Les violences entre Israéliens et Palestiniens ont franchi un nouveau cap vendredi avec l’agression au couteau de quatre Arabes par un suspect juif et la mort de six Palestiniens à Gaza lors d’une manifestation de solidarité avec les événements de Jérusalem et de Cisjordanie.

Quatre Arabes ont été poignardés à Dimona, ville du sud d’Israël, par un seul agresseur israélien dont le mobile était d’ordre « nationaliste », dit la police israélienne.

Six jeunes de Gaza, dont un adolescent de 15 ans, ont également été tués dans la bande de Gaza par des tirs de l’armée israélienne à travers la clôture séparant le territoire palestinien de l’Etat hébreu. Ils participaient à une manifestation de solidarité avec les Palestiniens de Cisjordanie et de Jérusalem et jetaient des pierres sur les forces de sécurité, dit-on de sources médicales à Gaza, où l’on fait également état de 13 blessés.

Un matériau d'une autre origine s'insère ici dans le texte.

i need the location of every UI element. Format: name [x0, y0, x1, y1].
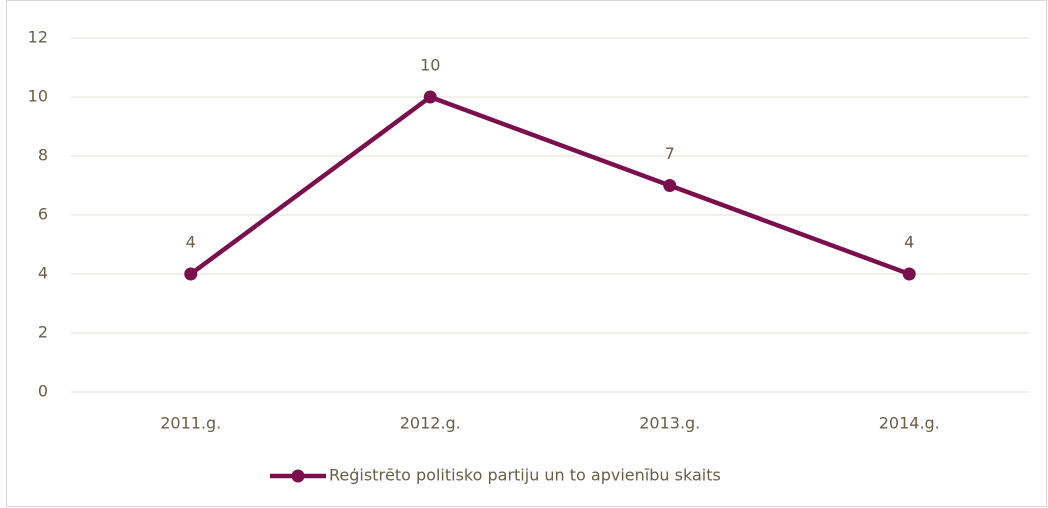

Au cours des dix derniers jours, quatre Israéliens sont morts poignardés à Jérusalem ou abattus par des agresseurs circulant en voiture en Cisjordanie, une douzaine d’autres ont été blessés à coups de couteau ou de tournevis, trois Palestiniens ont été tués et des dizaines d’autres blessés dans des heurts avec les forces de sécurité, au point que les observateurs évoquent la possibilité d’un nouveau soulèvement (« intifada ») dans les territoires occupés après ceux de la fin des années 1980 et du début des années 2000.

Le chef du Hamas à Gaza, Ismaïl Haniyeh, a estimé que ce vendredi marquait le début d’une troisième « intifada sur toute la terre de Palestine ».

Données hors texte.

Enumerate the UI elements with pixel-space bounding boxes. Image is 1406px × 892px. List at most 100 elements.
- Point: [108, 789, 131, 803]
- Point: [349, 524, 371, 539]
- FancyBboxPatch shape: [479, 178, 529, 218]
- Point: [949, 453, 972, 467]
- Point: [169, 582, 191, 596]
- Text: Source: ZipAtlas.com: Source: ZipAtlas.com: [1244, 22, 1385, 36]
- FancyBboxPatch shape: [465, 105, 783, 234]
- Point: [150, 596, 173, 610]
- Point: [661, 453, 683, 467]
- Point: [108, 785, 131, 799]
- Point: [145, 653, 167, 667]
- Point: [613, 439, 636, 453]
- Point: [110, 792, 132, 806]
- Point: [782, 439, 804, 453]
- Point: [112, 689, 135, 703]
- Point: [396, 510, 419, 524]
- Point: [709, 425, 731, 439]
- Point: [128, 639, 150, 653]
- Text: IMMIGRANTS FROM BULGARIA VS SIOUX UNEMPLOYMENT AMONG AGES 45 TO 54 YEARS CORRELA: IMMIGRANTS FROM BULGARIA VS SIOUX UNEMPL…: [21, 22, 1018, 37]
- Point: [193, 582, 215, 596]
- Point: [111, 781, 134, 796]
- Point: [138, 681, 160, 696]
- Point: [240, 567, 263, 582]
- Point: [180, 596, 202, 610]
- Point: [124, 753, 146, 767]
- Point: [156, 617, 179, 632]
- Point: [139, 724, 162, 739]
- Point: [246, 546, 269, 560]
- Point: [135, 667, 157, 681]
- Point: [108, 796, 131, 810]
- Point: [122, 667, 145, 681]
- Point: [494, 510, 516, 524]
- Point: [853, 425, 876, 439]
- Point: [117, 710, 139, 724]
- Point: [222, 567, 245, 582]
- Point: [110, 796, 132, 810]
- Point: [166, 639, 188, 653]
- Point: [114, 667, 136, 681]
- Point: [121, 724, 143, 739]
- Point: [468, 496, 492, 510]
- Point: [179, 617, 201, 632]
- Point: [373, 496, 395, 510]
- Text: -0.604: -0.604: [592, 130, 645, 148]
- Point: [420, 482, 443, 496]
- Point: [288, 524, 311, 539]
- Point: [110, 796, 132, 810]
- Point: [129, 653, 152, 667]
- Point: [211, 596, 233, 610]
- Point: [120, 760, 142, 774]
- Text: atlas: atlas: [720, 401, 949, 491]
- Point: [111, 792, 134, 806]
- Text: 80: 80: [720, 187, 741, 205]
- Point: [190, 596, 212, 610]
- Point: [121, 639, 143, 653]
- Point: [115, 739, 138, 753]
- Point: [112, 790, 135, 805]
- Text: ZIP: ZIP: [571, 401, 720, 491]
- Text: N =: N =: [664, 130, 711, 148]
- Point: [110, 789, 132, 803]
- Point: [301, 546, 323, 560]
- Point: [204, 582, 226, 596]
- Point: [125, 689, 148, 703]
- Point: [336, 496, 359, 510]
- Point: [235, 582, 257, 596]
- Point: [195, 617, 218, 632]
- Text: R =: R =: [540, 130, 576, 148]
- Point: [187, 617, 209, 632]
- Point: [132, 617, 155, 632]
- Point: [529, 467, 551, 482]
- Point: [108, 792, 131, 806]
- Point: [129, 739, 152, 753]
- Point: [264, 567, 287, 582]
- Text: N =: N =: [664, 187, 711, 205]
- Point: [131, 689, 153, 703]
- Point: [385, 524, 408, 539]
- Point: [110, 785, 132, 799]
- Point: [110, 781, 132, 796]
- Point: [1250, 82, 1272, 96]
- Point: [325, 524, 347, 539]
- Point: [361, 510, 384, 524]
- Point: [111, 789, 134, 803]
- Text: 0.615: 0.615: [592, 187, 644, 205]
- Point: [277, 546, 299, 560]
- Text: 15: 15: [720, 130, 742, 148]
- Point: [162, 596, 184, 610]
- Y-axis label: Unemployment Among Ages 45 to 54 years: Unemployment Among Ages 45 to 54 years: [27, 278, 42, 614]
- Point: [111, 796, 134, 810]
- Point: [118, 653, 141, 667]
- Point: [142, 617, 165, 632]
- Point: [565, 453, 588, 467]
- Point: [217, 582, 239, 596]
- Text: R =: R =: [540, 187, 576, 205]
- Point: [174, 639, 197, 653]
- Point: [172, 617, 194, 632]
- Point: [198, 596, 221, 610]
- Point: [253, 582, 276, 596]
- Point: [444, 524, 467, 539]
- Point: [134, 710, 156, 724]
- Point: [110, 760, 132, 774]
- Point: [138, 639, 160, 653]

La colère palestinienne trouve son origine dans la crainte que des visites régulièrement organisées par des groupes juifs, y compris par des élus, sur l’esplanade des Mosquées finissent par réduire le contrôle exercé par les musulmans sur la mosquée Al Aksa, troisième lieu saint de l’islam.

Face à la recrudescence des attaques palestiniennes, les maires de Jérusalem et d’autres villes ont appelé jeudi les Israéliens autorisés à porter une arme à se déplacer avec elle, une initiative critiquée par certains responsables politiques qui y voient un risque de dérive.